SACRAMENTO — Legislation that cleared the state Assembly on Friday could make it harder to create charter schools in California by requiring supporters to seek consent of lower-level unionized school employees.
Under AB917, at least 50 percent of teachers and support staff, such as cafeteria workers or custodians, would need to back any effort to convert a public school to a charter or start a new one.
The bill’s author, Assemblyman Steven Bradford, D-Gardena, said it would allow “employees who play a vital role in the education of our kids, whether they’re in the classroom or not, to have a voice in whether we convert or create a new charter school.”
The proposal is sponsored by the Services Employees International Union and is supported by the California Charter School Association.

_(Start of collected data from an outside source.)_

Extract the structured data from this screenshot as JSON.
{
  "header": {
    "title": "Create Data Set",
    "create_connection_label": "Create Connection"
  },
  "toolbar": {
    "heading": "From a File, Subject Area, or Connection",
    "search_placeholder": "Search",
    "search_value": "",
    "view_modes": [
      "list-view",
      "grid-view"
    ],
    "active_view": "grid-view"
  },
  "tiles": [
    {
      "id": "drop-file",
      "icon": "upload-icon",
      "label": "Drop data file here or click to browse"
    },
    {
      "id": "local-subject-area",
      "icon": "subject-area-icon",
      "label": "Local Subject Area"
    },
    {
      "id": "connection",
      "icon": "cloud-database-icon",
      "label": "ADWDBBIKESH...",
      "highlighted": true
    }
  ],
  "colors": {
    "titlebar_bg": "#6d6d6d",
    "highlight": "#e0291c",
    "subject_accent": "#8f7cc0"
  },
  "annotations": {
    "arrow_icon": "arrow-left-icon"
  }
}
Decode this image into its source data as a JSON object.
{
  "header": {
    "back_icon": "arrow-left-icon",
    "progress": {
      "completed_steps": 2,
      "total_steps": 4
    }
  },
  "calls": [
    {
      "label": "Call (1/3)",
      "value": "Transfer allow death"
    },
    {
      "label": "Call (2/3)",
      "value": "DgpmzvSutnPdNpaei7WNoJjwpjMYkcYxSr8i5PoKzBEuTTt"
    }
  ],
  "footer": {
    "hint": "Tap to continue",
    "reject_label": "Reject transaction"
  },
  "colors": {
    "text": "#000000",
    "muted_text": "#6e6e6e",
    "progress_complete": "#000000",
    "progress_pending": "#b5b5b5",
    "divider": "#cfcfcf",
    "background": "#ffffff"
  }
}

“We simply acknowledge that when you’re trying to change the entire culture of a school, that doesn’t just include the teachers or the parents,” said Myrna Castrejon, senior vice president of government affairs for the charter school association.
But opponents, including some Assembly Republicans and the Sacramento-based Charter School Development Agency, say provisions in the bill are confusing and would create roadblocks to forming charter schools.
“With this new signature requirement, it will drive down the number of charter schools that are created in a given year and it will further prevent parents from pursuing education options,” said Assemblywoman Kristin Olsen, R-Modesto.
The Assembly approved AB917 Friday on a 52-24 vote, sending it to Gov. Jerry Brown.
Brown vetoed a similar bill in 2011. In his veto message, the Democratic governor wrote that while support staff plays a vital role in school operations, “this bill would unnecessarily complicate an already difficult charter school petition process.”